Amidst South Africa’s flourishing security services industry, a high court judgment in November 2024 serves as a reminder about the potential liabilities that can arise from security lapses.
The claimant suffered substantial losses after a robbery at premises it sub-leased from a logistics company. The premises were guarded by the second defendant under a written contract with the sub-lessor, who also occupied the premises.
The claimant sued the defendant in delict for its losses caused by the robbery.
Despite there being no security services contract between the claimant and second defendant, the court found that the second defendant owed the claimant a duty of care because it knew that the claimant traded from the premises which it had been contracted to guard.
The second defendant’s conduct in not adhering to the security protocols outlined in the contract, such as controlled entry gates, vehicle searches and proper documentation was found to be grossly negligent. This allowed the robbers to gain easy access to the premises and perpetrate the robbery. The court also frowned upon the security guards not being called to testify (from which it drew a negative inference), the poor record keeping of the second defendant, and the partisan testimony of its regional branch manager.
In the event of being found liable, the second defendant sought an indemnity from the sub-lessor, relying upon an indemnity clause in the security services contract stating that the sub-lessor would indemnify it for any loss suffered by any third party on the premises. Though it could not supply the applicable contract at the time of the incident, the sub-lessor seemingly accepted that the indemnity clause was part of the contract. The sub-lessor presented no evidence at court and submitted heads of argument in which it argued that the indemnity clause should not apply if the second defendant had acted with gross negligence. The court upheld this argument but did not elaborate on its reasoning.
Curiously, there is no mention of sub-regulation 9(3)(d) of the Code of Conduct for Security Services Providers in the judgment, which:
- prohibits contractual terms which exclude or limit, or try to exclude or limit, the liability of security services providers towards their clients for their or their employees’ grossly negligent, reckless, intentional, malicious or fraudulent conduct; and
- prohibits indemnity provisions in terms of which a client must indemnify a security services provider for any such conduct by a person for whose conduct the client is not independently responsible in law. Note that there is no such prohibition in relation to ordinary negligent conduct.

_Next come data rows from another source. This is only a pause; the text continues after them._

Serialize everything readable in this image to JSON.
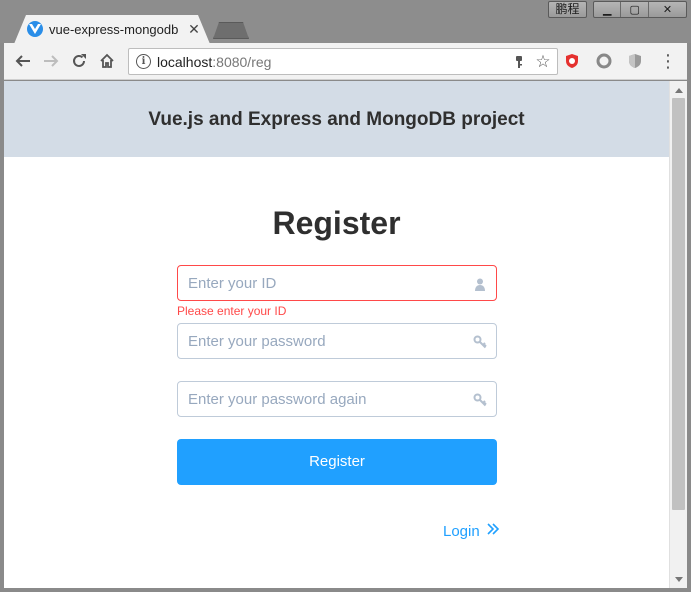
{
  "window": {
    "user_label": "鹏程",
    "minimize_glyph": "▁",
    "maximize_glyph": "▢",
    "close_glyph": "✕"
  },
  "tab": {
    "title": "vue-express-mongodb",
    "favicon": "vue-logo-icon",
    "close_glyph": "✕"
  },
  "toolbar": {
    "url_host": "localhost",
    "url_rest": ":8080/reg",
    "info_glyph": "i",
    "star_glyph": "☆",
    "menu_glyph": "⋮"
  },
  "page": {
    "header_title": "Vue.js and Express and MongoDB project",
    "heading": "Register",
    "id_field": {
      "value": "",
      "placeholder": "Enter your ID",
      "icon": "user-icon"
    },
    "id_error": "Please enter your ID",
    "password_field": {
      "value": "",
      "placeholder": "Enter your password",
      "icon": "key-icon"
    },
    "password_again_field": {
      "value": "",
      "placeholder": "Enter your password again",
      "icon": "key-icon"
    },
    "register_button": "Register",
    "login_link": "Login",
    "login_icon": "double-chevron-right-icon"
  },
  "colors": {
    "header_bg": "#d3dce6",
    "accent": "#20a0ff",
    "error": "#ff4949",
    "input_border": "#bfcbd9",
    "placeholder": "#97a8be"
  }
}
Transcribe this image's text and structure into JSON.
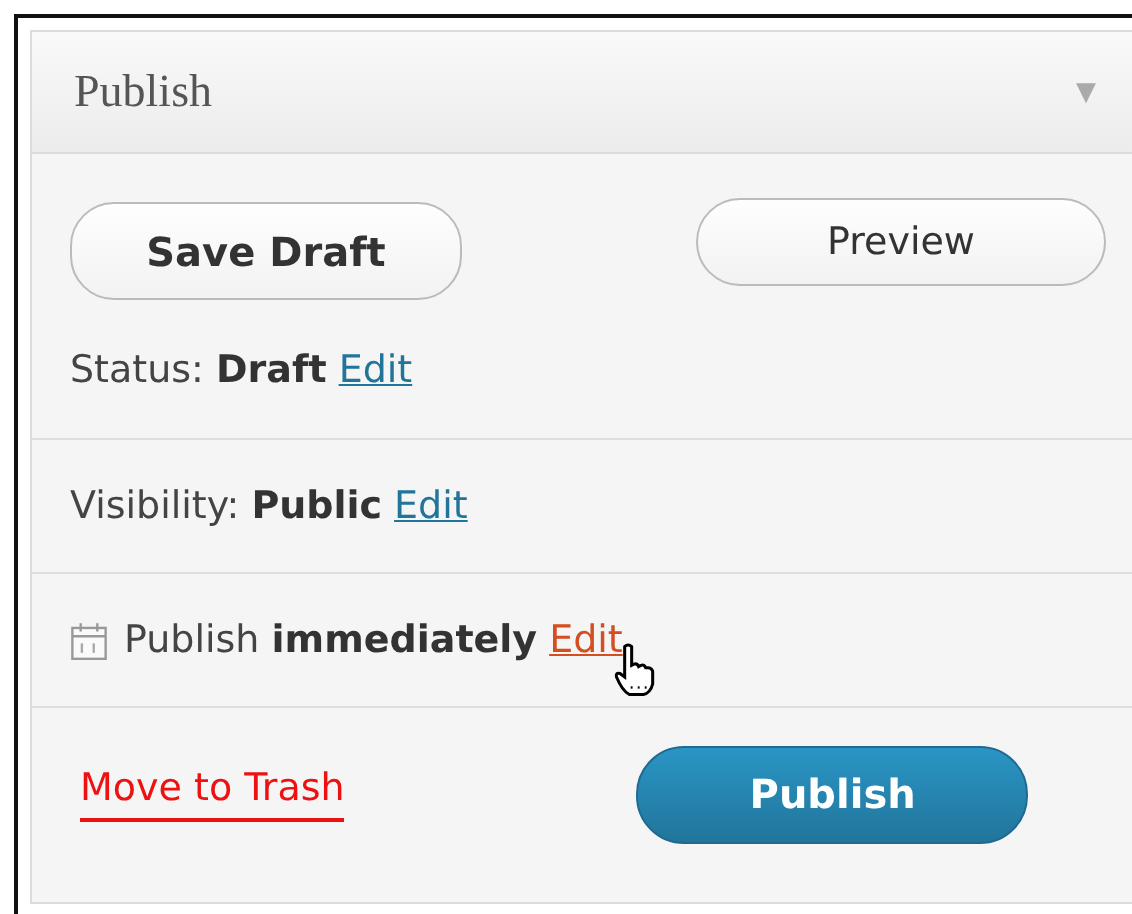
{
  "panel": {
    "title": "Publish",
    "collapse_glyph": "▼"
  },
  "actions": [
    {
      "label": "Save Draft",
      "kind": "secondary-bold"
    },
    {
      "label": "Preview",
      "kind": "secondary"
    }
  ],
  "rows": [
    {
      "kind": "plain",
      "text": "Status: **Draft**",
      "link": {
        "label": "Edit",
        "hovered": false
      }
    },
    {
      "kind": "plain",
      "text": "Visibility: **Public**",
      "link": {
        "label": "Edit",
        "hovered": false
      }
    },
    {
      "kind": "dated",
      "text": "Publish **immediately**",
      "link": {
        "label": "Edit",
        "hovered": true
      }
    }
  ],
  "footer": {
    "trash_link": "Move to Trash",
    "publish_button": "Publish"
  }
}
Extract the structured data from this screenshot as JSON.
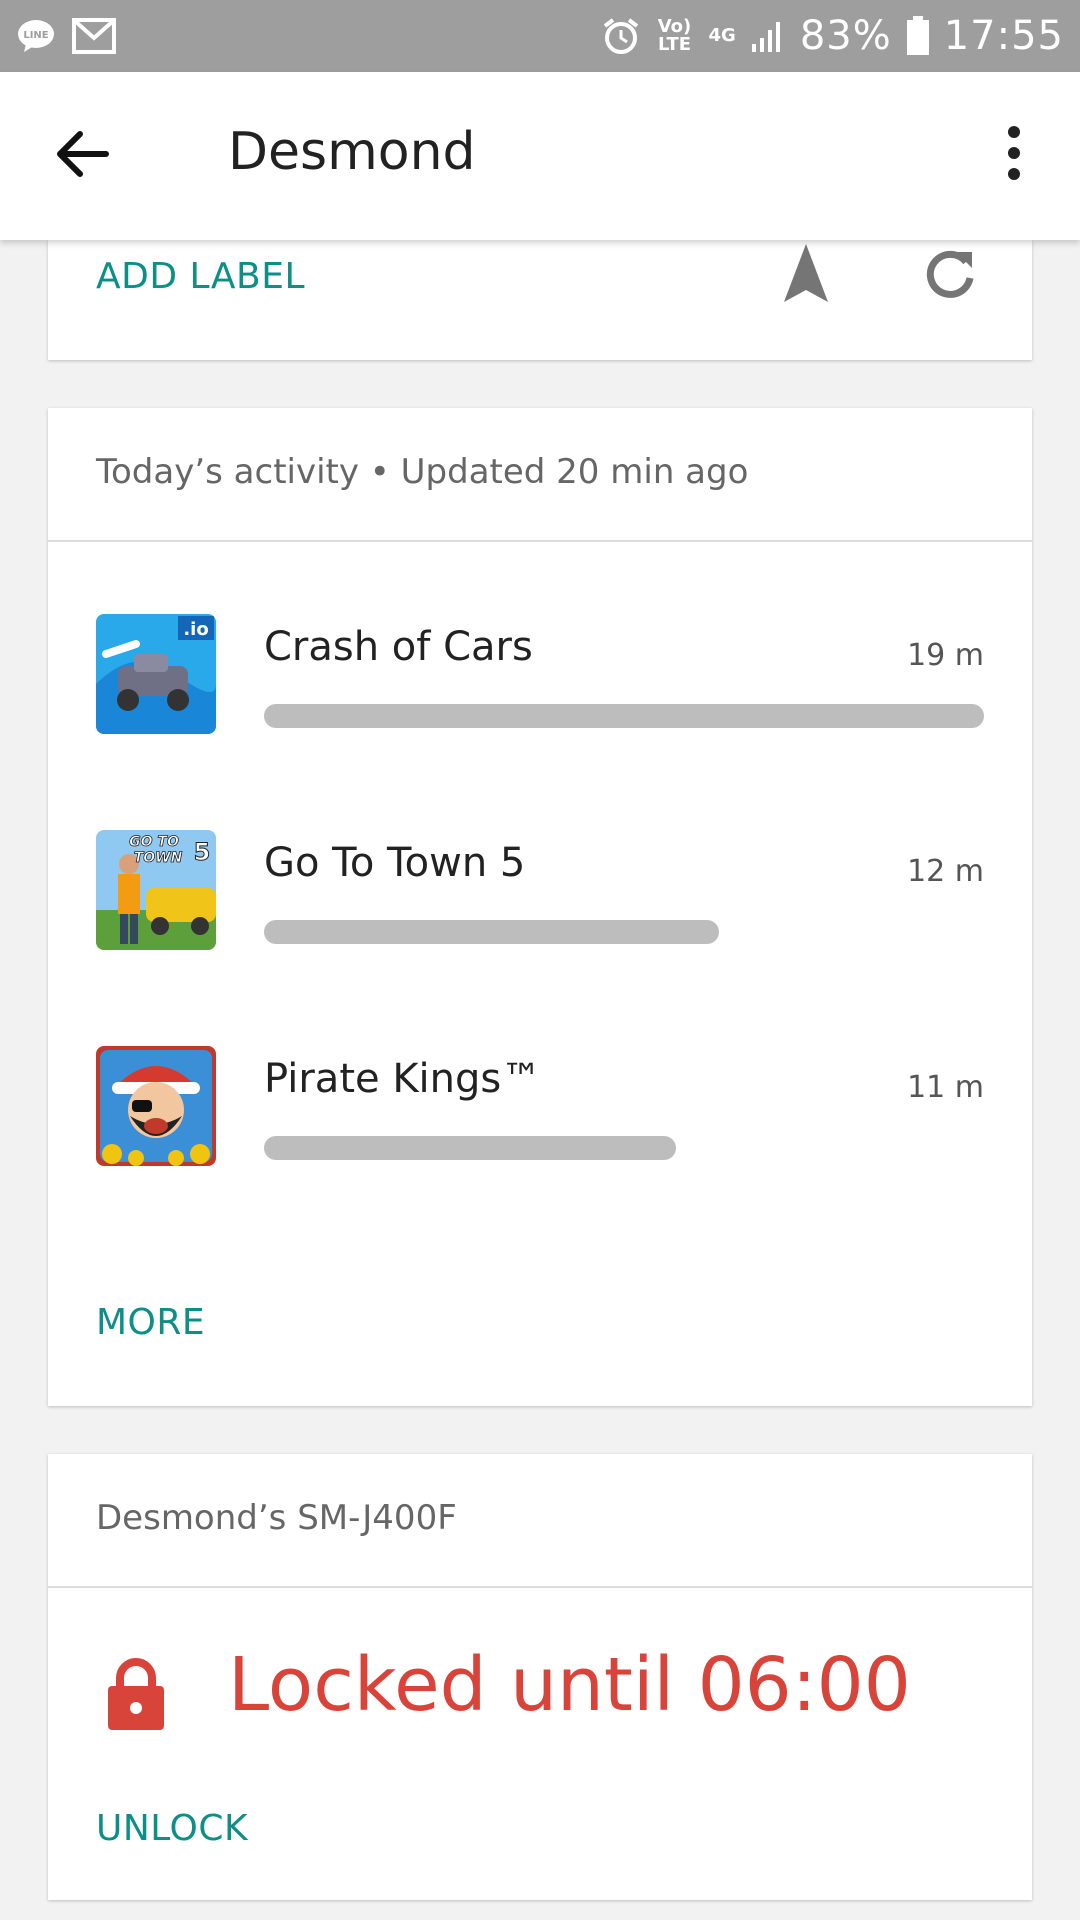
{
  "status_bar": {
    "battery_percent": "83%",
    "time": "17:55",
    "network_volte": "Vo) LTE",
    "network_type": "4G"
  },
  "app_bar": {
    "title": "Desmond"
  },
  "label_card": {
    "add_label": "ADD LABEL"
  },
  "activity_card": {
    "header": "Today’s activity • Updated 20 min ago",
    "apps": [
      {
        "name": "Crash of Cars",
        "time": "19 m",
        "usage_fraction": 1.0
      },
      {
        "name": "Go To Town 5",
        "time": "12 m",
        "usage_fraction": 0.632
      },
      {
        "name": "Pirate Kings™",
        "time": "11 m",
        "usage_fraction": 0.572
      }
    ],
    "more_label": "MORE"
  },
  "device_card": {
    "header": "Desmond’s SM-J400F",
    "locked_text": "Locked until 06:00",
    "unlock_label": "UNLOCK"
  },
  "colors": {
    "accent": "#0b8f86",
    "locked_red": "#d9443a",
    "bar_gray": "#bdbdbd",
    "status_bar": "#9e9e9e"
  }
}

There are useful lessons for security companies (and their insurers in proposing risk mitigation measures or assessing claims):
- Security measures agreed in security contracts (which should be in writing) must be adhered to. Regular risk assessments should be conducted to identify potential vulnerabilities and address them proactively.
- Proper documentation and record-keeping are essential.
- Security personnel must be adequately trained and supervised to ensure they understand and follow the required security measures.
- Clear communication between the security service provider and their clients is important. Any changes to security protocols or measures should be documented and communicated effectively. The contract itself may require any changes to be in writing.
- Contracts should be clear on the circumstances in which any limitations of liability, and indemnities, will apply whilst ensuring that they do not conflict with the Code of Conduct for Security Services Providers.